Tuesday, March 10, 2009

HEA HS&P Festival of Learning

Today I traveled to the University of Wolverhampton's Wallsall Campus for the first day of the Higher Education Academy Health Sciences and Practice Subject Centre, Festival of Learning.

I went primarily to put up a poster reporting the work of a project I was involved i led by Dr Pam Moule at UWE & funded by the HEA subject centre in which we carried out a survey and case studies to identify the elearning applications being used in HEIs and share examples of innovative individual and organisational best practice. I was told today that the reviewers had finished looking at it & once we have done a few minor edits it will be published. This should be in a few weeks and I will add details on this blog.

The conference was opened by Dr Margaret Sills, the Academic Director of the centre who welcomed participants and dealt with "housekeeping issues" including, for the first time, the use of text messaging to contact the organisers within the Festival of Learning" and to submit questions for the expert panel on Thursday. Margaret then introduced the first Keynote speaker.

Healthy Universities: Practising what we preach? was the topic of Mark Dooris, the director of the Healthy Settings Development Unit at the University of Central Lancashire. He set out the background to his recent work and examined why universities should be a part of the wider healthy settings work and what make their specific issues different from the Healthy Schools project and similar work. He described the different approaches in HEIs from the survey work his recently undertaken for the HEA & Department of Health. They had concluded that there is a need fr some national work, albeit with a "light touch" flexible and responsive framework to take this forward.

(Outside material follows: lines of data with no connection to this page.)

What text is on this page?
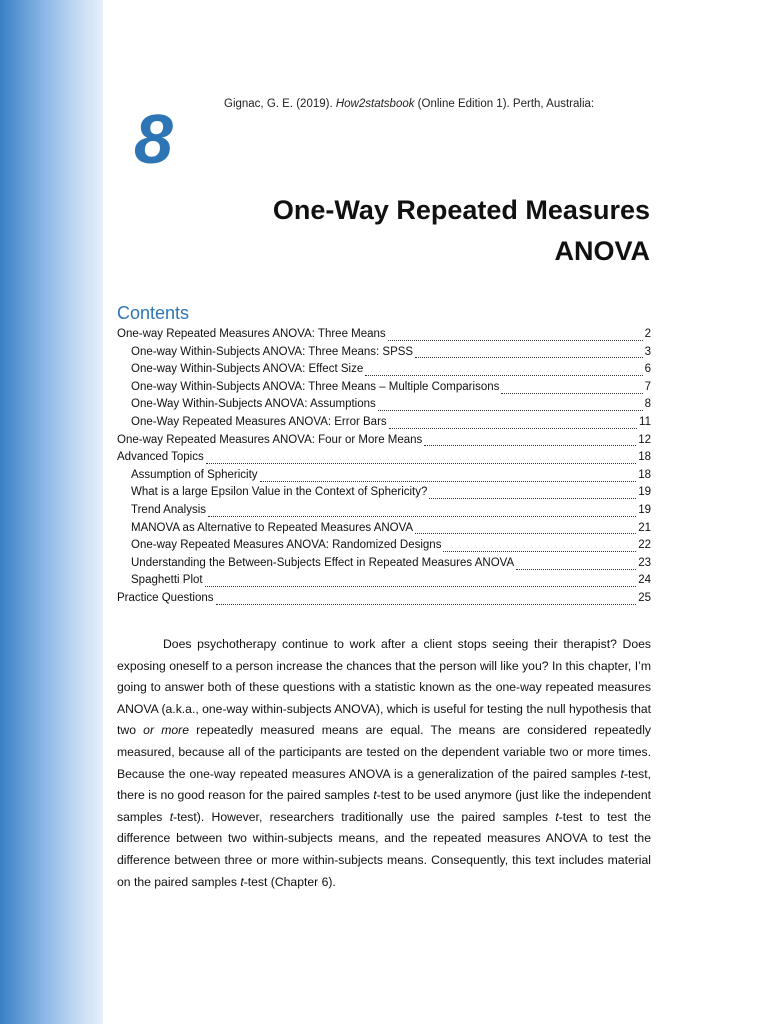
Gignac, G. E. (2019). How2statsbook (Online Edition 1). Perth, Australia:
8
One-Way Repeated Measures
ANOVA
Contents
One-way Repeated Measures ANOVA: Three Means	2
One-way Within-Subjects ANOVA: Three Means: SPSS	3
One-way Within-Subjects ANOVA: Effect Size	6
One-way Within-Subjects ANOVA: Three Means – Multiple Comparisons	7
One-Way Within-Subjects ANOVA: Assumptions	8
One-Way Repeated Measures ANOVA: Error Bars	11
One-way Repeated Measures ANOVA: Four or More Means	12
Advanced Topics	18
Assumption of Sphericity	18
What is a large Epsilon Value in the Context of Sphericity?	19
Trend Analysis	19
MANOVA as Alternative to Repeated Measures ANOVA	21
One-way Repeated Measures ANOVA: Randomized Designs	22
Understanding the Between-Subjects Effect in Repeated Measures ANOVA	23
Spaghetti Plot	24
Practice Questions	25

Does psychotherapy continue to work after a client stops seeing their therapist? Does exposing oneself to a person increase the chances that the person will like you? In this chapter, I’m going to answer both of these questions with a statistic known as the one-way repeated measures ANOVA (a.k.a., one-way within-subjects ANOVA), which is useful for testing the null hypothesis that two or more repeatedly measured means are equal. The means are considered repeatedly measured, because all of the participants are tested on the dependent variable two or more times. Because the one-way repeated measures ANOVA is a generalization of the paired samples t-test, there is no good reason for the paired samples t-test to be used anymore (just like the independent samples t-test). However, researchers traditionally use the paired samples t-test to test the difference between two within-subjects means, and the repeated measures ANOVA to test the difference between three or more within-subjects means. Consequently, this text includes material on the paired samples t-test (Chapter 6).
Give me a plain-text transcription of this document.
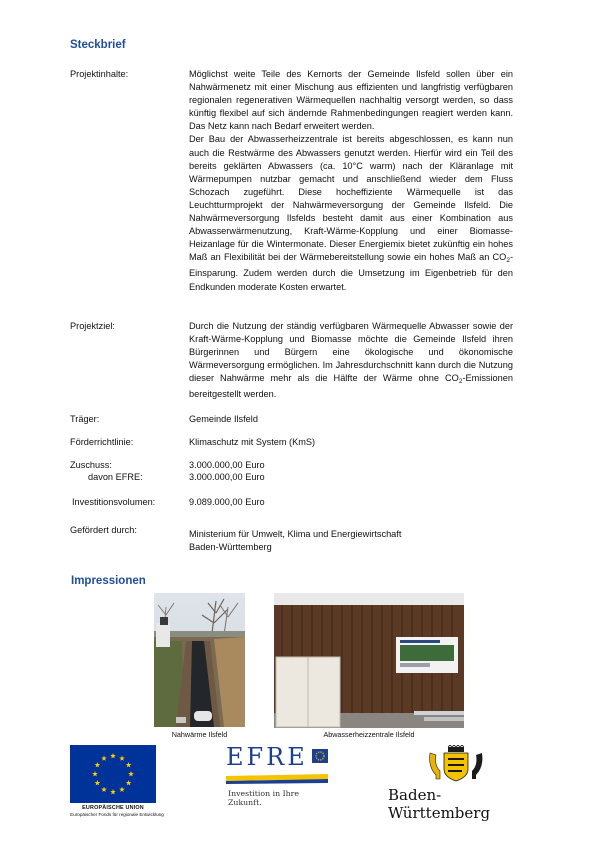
Steckbrief
Projektinhalte:	Möglichst weite Teile des Kernorts der Gemeinde Ilsfeld sollen über ein Nahwärmenetz mit einer Mischung aus effizienten und langfristig verfügbaren regionalen regenerativen Wärmequellen nachhaltig versorgt werden, so dass künftig flexibel auf sich ändernde Rahmenbedingungen reagiert werden kann. Das Netz kann nach Bedarf erweitert werden.

Der Bau der Abwasserheizzentrale ist bereits abgeschlossen, es kann nun auch die Restwärme des Abwassers genutzt werden. Hierfür wird ein Teil des bereits geklärten Abwassers (ca. 10°C warm) nach der Kläranlage mit Wärmepumpen nutzbar gemacht und anschließend wieder dem Fluss Schozach zugeführt. Diese hocheffiziente Wärmequelle ist das Leuchtturmprojekt der Nahwärmeversorgung der Gemeinde Ilsfeld. Die Nahwärmeversorgung Ilsfelds besteht damit aus einer Kombination aus Abwasserwärmenutzung, Kraft-Wärme-Kopplung und einer Biomasse-Heizanlage für die Wintermonate. Dieser Energiemix bietet zukünftig ein hohes Maß an Flexibilität bei der Wärmebereitstellung sowie ein hohes Maß an $CO_2$-Einsparung. Zudem werden durch die Umsetzung im Eigenbetrieb für den Endkunden moderate Kosten erwartet.

Projektziel:	Durch die Nutzung der ständig verfügbaren Wärmequelle Abwasser sowie der Kraft-Wärme-Kopplung und Biomasse möchte die Gemeinde Ilsfeld ihren Bürgerinnen und Bürgern eine ökologische und ökonomische Wärmeversorgung ermöglichen. Im Jahresdurchschnitt kann durch die Nutzung dieser Nahwärme mehr als die Hälfte der Wärme ohne $CO_2$-Emissionen bereitgestellt werden.
Träger:	Gemeinde Ilsfeld
Förderrichtlinie:	Klimaschutz mit System (KmS)
Zuschuss:	3.000.000,00 Euro
davon EFRE:	3.000.000,00 Euro
Investitionsvolumen:	9.089.000,00 Euro
Gefördert durch:	Ministerium für Umwelt, Klima und Energiewirtschaft
Baden-Württemberg
Impressionen
Nahwärme Ilsfeld	Abwasserheizzentrale Ilsfeld
EUROPÄISCHE UNION
Europäischer Fonds für regionale Entwicklung
EFRE
Investition in Ihre Zukunft.	Baden-Württemberg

I next attended a workshop led by Alan Hilliard and Jenny Lorimer from the University of Hertfordshire describing their experiences with podcasting and the use of Electronic Voting Systems (EVS). They amde their workshop tuely interactive by getting participants to group together to come up with benefits and issues with large groups lectures and then very rapidly getting a "volunteer" from each group to record a two minute podcast on mobile MP3 recorders. These will be made available on the subject centre website at:

They then described how large group lectures had been replaced in a radiography module by podcasts which the students accessed in advance of small group work, which had been well evaluated by staff and students. The Q&A session drew out a variety of approaches, success stories and difficulties from other institutions. This was followed by some participative demonstrations of the Turning Point EVS including the use of conditional branching where the information presented depended on the group response to previous questions, which I'd not seen before.

I will be back for the final day of the Festival of Learning on Thursday.